Innovation in waste-to-energy hydrothermal conversions modeling

The current global environmental concerns require advanced solutions approach that will ensure we remain on the right path for nurturing sustainable development. In particular, among the available conversion processes, biomass hydrothermal carbonization has attracted significant research interest. In addition to offering solutions to emerging environmental problems, it is also a promising contributor to the production of low-cost super-performing materials for various industrial processes such as the conversion and exploitation of biomass and wastes.

Advancement in biomass hydrothermal carbonization-based processes is faced by several challenges including inadequate understanding of the current limits of reaction kinetics and unavailability of basic experimental data. Therefore, the development of new kinetic modeling for intensification of sustainable biomass-based hydrothermal carbonization processes is highly desirable to enable technology transfer from research to industry. This could involve improvement of the available mathematical models to accommodate valuable information for the process. Regarding the available biomass hydrothermal carbonization modeling approaches, statistical techniques, in particular, can greatly contribute to the hydrothermal carbonization modeling.

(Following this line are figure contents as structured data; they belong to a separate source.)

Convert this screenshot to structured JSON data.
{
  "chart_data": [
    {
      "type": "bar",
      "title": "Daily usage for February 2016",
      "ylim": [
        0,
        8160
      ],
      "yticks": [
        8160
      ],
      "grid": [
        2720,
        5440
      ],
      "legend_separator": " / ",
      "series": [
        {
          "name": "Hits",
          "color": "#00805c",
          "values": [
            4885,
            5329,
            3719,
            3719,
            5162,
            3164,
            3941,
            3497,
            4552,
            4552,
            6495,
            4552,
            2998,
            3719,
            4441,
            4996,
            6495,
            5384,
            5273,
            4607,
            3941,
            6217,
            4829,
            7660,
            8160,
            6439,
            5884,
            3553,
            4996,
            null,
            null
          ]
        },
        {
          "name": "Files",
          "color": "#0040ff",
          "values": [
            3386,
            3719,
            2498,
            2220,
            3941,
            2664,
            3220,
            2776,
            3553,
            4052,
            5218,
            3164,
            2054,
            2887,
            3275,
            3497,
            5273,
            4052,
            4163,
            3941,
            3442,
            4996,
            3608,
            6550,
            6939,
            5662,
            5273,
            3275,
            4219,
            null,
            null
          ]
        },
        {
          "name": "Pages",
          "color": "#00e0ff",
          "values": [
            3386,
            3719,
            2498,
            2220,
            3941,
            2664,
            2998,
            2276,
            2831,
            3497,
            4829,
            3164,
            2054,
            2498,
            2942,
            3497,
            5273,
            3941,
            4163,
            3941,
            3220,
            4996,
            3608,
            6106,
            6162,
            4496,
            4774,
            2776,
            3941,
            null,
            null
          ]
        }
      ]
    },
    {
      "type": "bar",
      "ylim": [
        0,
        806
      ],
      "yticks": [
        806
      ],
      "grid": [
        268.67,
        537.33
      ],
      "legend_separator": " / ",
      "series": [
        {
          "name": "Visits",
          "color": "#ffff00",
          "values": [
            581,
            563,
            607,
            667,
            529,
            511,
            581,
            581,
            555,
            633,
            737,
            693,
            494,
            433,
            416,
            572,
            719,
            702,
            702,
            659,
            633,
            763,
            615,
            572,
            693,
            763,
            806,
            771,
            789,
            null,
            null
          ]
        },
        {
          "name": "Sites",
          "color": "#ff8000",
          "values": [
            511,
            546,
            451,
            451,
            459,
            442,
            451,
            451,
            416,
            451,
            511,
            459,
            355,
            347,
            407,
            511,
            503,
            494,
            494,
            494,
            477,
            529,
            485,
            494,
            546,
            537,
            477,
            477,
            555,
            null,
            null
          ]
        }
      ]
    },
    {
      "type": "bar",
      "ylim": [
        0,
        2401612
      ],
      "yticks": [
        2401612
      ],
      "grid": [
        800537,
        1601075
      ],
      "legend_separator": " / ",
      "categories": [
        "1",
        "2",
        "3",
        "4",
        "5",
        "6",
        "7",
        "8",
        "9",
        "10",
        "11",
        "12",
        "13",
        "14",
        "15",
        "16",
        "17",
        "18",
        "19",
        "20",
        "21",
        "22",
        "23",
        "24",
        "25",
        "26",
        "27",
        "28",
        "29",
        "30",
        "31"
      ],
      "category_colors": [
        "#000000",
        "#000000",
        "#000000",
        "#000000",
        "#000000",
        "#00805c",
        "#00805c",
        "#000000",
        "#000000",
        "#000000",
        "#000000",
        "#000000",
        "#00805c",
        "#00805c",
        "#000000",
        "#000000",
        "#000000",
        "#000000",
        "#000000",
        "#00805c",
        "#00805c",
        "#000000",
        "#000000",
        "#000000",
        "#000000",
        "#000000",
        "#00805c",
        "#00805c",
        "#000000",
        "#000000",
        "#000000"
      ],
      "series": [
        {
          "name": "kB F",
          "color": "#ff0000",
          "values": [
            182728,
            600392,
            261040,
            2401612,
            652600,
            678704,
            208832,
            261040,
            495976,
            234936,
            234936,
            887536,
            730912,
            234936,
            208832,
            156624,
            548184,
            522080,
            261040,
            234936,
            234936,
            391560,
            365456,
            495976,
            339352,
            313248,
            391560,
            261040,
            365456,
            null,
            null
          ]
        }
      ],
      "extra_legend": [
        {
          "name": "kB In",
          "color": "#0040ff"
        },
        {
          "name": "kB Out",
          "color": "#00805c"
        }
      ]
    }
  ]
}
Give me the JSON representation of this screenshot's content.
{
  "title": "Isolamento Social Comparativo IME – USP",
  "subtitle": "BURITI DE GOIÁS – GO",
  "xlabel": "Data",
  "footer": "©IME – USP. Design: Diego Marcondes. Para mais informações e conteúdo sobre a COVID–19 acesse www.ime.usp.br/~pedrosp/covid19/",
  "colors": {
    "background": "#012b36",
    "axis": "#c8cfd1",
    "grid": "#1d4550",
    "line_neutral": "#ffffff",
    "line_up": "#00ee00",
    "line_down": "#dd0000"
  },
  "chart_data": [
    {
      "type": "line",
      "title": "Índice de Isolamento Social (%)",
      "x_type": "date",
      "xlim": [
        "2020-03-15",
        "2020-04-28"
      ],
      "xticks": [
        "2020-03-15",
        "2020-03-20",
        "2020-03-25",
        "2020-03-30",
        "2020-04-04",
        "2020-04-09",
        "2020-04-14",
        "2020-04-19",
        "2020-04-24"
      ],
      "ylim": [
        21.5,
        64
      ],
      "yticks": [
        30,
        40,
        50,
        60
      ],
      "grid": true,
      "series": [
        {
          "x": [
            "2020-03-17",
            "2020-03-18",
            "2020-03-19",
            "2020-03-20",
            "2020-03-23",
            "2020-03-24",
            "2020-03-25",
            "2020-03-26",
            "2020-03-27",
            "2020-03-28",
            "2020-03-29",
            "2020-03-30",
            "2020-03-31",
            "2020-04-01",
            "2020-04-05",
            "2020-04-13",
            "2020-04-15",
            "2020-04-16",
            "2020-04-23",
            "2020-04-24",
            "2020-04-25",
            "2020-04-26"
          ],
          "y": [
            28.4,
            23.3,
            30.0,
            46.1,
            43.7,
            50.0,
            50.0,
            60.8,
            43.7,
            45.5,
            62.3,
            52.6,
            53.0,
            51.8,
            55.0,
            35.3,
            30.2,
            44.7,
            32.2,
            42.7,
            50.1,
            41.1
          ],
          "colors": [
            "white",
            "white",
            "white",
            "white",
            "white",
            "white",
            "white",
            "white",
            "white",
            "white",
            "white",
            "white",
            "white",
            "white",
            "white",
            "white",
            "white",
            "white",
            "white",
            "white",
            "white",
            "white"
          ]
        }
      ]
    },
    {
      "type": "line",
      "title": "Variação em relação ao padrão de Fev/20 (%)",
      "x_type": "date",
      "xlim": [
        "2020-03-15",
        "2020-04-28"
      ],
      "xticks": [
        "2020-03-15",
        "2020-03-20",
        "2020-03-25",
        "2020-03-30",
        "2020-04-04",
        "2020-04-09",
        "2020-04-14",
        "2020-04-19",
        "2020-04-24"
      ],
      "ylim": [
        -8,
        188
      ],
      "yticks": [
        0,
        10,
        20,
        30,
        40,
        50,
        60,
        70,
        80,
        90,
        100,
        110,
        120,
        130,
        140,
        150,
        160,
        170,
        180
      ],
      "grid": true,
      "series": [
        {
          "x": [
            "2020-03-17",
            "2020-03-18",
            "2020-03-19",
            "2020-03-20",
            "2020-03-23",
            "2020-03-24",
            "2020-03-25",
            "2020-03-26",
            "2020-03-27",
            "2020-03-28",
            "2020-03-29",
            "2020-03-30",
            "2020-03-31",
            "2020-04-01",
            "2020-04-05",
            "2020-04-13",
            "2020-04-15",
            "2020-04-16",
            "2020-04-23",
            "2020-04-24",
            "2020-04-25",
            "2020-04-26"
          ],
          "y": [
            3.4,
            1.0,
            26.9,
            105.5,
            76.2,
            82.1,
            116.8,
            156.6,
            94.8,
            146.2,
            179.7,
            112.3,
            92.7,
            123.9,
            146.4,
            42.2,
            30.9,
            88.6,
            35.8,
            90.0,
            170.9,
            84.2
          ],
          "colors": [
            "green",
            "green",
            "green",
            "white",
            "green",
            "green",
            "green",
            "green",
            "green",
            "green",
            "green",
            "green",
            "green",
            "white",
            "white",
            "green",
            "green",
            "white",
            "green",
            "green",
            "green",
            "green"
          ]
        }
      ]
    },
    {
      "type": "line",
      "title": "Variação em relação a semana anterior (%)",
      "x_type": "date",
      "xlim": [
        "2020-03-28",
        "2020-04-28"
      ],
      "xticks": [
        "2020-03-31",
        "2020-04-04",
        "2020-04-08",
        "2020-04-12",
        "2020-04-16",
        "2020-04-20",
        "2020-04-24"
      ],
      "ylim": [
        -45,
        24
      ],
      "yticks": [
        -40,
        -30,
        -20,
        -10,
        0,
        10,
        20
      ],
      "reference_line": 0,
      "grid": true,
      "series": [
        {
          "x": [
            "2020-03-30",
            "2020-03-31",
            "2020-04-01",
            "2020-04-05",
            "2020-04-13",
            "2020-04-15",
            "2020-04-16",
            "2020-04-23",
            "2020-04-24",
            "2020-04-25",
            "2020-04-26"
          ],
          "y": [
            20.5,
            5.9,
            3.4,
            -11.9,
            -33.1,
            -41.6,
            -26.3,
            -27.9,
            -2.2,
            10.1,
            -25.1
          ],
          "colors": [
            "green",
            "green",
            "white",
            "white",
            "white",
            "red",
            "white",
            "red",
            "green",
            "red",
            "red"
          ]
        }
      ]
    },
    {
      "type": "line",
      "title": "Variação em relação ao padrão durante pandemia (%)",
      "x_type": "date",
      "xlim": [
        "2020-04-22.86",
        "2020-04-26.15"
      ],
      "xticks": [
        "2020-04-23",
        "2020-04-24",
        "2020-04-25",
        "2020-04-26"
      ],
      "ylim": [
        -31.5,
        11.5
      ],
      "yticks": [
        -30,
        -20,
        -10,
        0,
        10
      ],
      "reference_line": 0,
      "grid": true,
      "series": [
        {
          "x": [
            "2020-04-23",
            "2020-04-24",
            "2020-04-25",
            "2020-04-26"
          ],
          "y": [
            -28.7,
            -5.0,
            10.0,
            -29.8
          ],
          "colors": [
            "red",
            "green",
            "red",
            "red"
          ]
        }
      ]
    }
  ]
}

Recently, Professor Alberto Gallifuoco from the Department of Industrial and Information Engineering & Economics at University of L’Aquila investigated the kinetics of biomass hydrothermal carbonization of lignocellulosic biomass. Fundamentally, a Markov-chain process was used to describe the biomass hydrothermal carbonization mechanism for modeling the reaction of biomass with hot compressed air. On the other hand, handling of the batch reaction data and determining the required probability distribution for analyzing the process statistically was done through a setup procedure. The main objective was to further explore the previous findings and give a proof of the correctness of the previous hypothesis for handling the experimental data for accessing the model statistically. His new method is currently published in the journal, ACS Sustainable Chemistry & Engineering.

Markov analysis technique proved sufficient for studying the kinetics of biomass hydrothermal carbonization of lignocellulosic biomass. By obtaining the transition probability functions, the matrix algebra essential for evaluating the dynamics of the reacting system was developed. Thus, the interactions between the hot compressed water and solid substrate were modeled based on the probability laws. Consequently, this methodology exhibited the ability to furnish useful information for the design and development of advanced biomass hydrothermal carbonization industrial processes.

As a concept proof, the model was tested with data concerning batch reactions of both agro-food residual and lignocellulosic biomass. The test was carried out at 200^°C and a fixed 7:1 water to the solid ratio for up to 120 minutes. In addition, data derived from the literature were also used. The experimental results agreed well with the simulation results for a broad temperature range and residence time. In addition, valuable indications useful for refining the models were provided. Furthermore, it was worth noting that the proposed modeling approach could help in the selection of the optimal kinetic pattern provided in the literature.

In summary, Professor Alberto Gallifuoco in a statement to Advances in Engineering noted that for the first time the probabilistic approach is applied in modeling biomass reaction with hot compressed air. Based on the results, he is confident that the presented method is flexible enough and will offer an additional tool for modeling the hydrothermal carbonization for different types of biomass.